Она понимающе кивнула:
— Потому что так и есть, дорогая.
— Что ты имеешь в виду?
— Позволь мне рассказать тебе кое-что: когда Генри вернулся со Второй мировой войны и боевых действий в Японии, это было так, словно армия вернула мне другого мужа. Он видел вещи, которые не могли быть незамеченным. Люди были расстреляны прямо перед ним, некоторых он убил своими руками. Это, естественно, меняет человека. Генри изменился, чтобы защитить свой разум от разрушения. Если бы он постоянно об этом думал, то сошёл бы с ума. — Она прислонилась к стойке. Потом задумчиво посмотрела на меня, потянулась и похлопала по щеке. Я даже не поняла, что вернулась к ней. — Если ты беспокоишься, что уже никогда не увидишь того человека, каким когда-то был твой друг: не стоит. Нужно время, чтобы они осознали случившиеся, и я хочу верить, что это произойдёт в свое время. Он вернётся к тебе, дорогая. — Она подарила мне маленькую улыбку и понимающий взгляд.
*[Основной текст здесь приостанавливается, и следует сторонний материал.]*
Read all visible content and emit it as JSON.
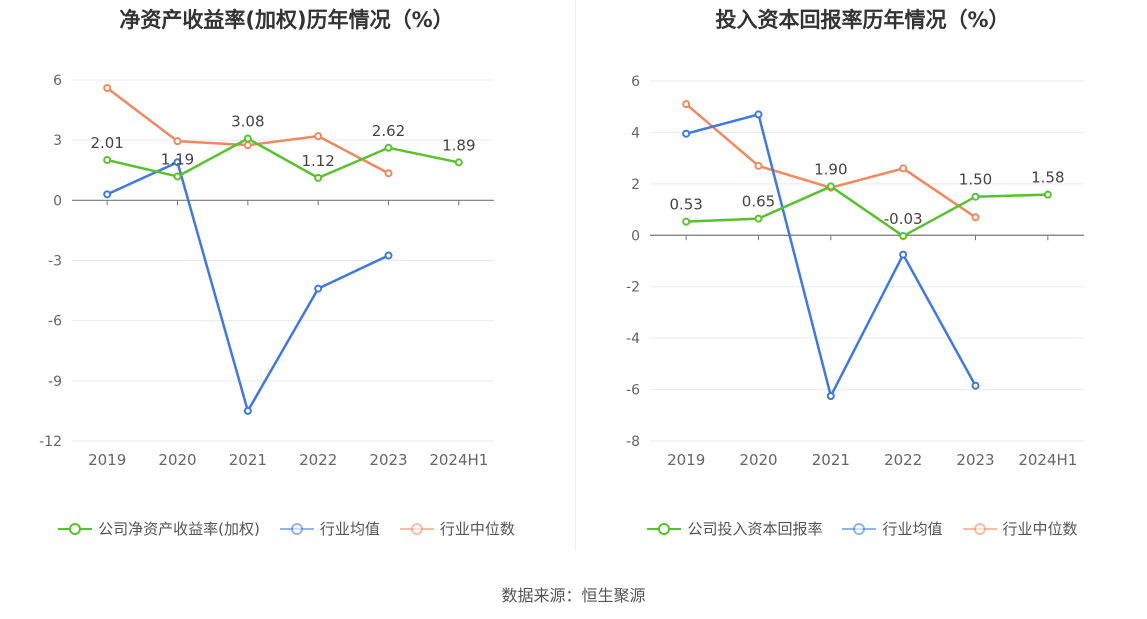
{
  "source_label": "数据来源：恒生聚源",
  "colors": {
    "company": "#59c12d",
    "avg": "#3f78de",
    "median": "#f0895f"
  },
  "chart_data": [
    {
      "type": "line",
      "title": "净资产收益率(加权)历年情况（%）",
      "categories": [
        "2019",
        "2020",
        "2021",
        "2022",
        "2023",
        "2024H1"
      ],
      "yticks": [
        6,
        3,
        0,
        -3,
        -6,
        -9,
        -12
      ],
      "ylim": [
        -12,
        6
      ],
      "series": [
        {
          "name": "公司净资产收益率(加权)",
          "key": "company",
          "values": [
            2.01,
            1.19,
            3.08,
            1.12,
            2.62,
            1.89
          ],
          "labels": [
            "2.01",
            "1.19",
            "3.08",
            "1.12",
            "2.62",
            "1.89"
          ]
        },
        {
          "name": "行业均值",
          "key": "avg",
          "values": [
            0.3,
            1.9,
            -10.5,
            -4.4,
            -2.75,
            null
          ]
        },
        {
          "name": "行业中位数",
          "key": "median",
          "values": [
            5.6,
            2.95,
            2.75,
            3.2,
            1.35,
            null
          ]
        }
      ]
    },
    {
      "type": "line",
      "title": "投入资本回报率历年情况（%）",
      "categories": [
        "2019",
        "2020",
        "2021",
        "2022",
        "2023",
        "2024H1"
      ],
      "yticks": [
        6,
        4,
        2,
        0,
        -2,
        -4,
        -6,
        -8
      ],
      "ylim": [
        -8,
        6
      ],
      "series": [
        {
          "name": "公司投入资本回报率",
          "key": "company",
          "values": [
            0.53,
            0.65,
            1.9,
            -0.03,
            1.5,
            1.58
          ],
          "labels": [
            "0.53",
            "0.65",
            "1.90",
            "-0.03",
            "1.50",
            "1.58"
          ]
        },
        {
          "name": "行业均值",
          "key": "avg",
          "values": [
            3.95,
            4.7,
            -6.25,
            -0.75,
            -5.85,
            null
          ]
        },
        {
          "name": "行业中位数",
          "key": "median",
          "values": [
            5.1,
            2.7,
            1.85,
            2.6,
            0.7,
            null
          ]
        }
      ]
    }
  ]
}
Я кивнула, закусывая губу.
— Спасибо. Я ценю твою честность. — Я вышла из почтового отделения и завела свою машину. Я сидела, глядя на лобовое стекло, позволяя новому откровению завладеть мной.
Тимбер никогда не был моим любимым мальчиком в школе. Но после того дня — дня, когда он говорил со мной на стоянке — я начала смотреть на него иначе. Он сделал усилие, чтобы убедиться, что я в порядке. Ни один из них никогда не снисходил до моего уровня и не пытался поговорить со мной. Я никогда не чувствовала, что достойна того, чтобы кто-то из них тратил на меня свое время. В тот день он поступил по-другому. Это был день, когда я перестала считать его эгоистичным мудаком. Я начала влюбляться в Тимбера. Я чувствовала, что он хотел большего, чем его друзья. Я начала обращать на него внимание, не только относительно оценочной ведомости по биологии. Он больше не стоял в стороне, в то время как его друзья дразнили тех, кто не был частью их шайки. Он говорил им, чтобы они оставили их в покое или отвлекал их чем-то другим. Много ночей после того, что Адам сделал со мной, я лежала в постели и спрашивала себя, что сделал бы Тимбер, если бы знал, что совершил его друг. Я придумала целую сказку в своей голове, что он пришёл в душевую комнату, прежде чем Адаму удалось воспользоваться мной. Он набросил полотенце на мои плечи и утешил меня, разумеется после того, как отделал бы Адама. Эта мечта была тем, что помогало мне спать по ночам. Это принесло мне больше комфорта, чем я должна была позволить. Так много ночей я разрешала себе закрывать глаза и погружаться в собственную фантазию, которая приносит облегчение.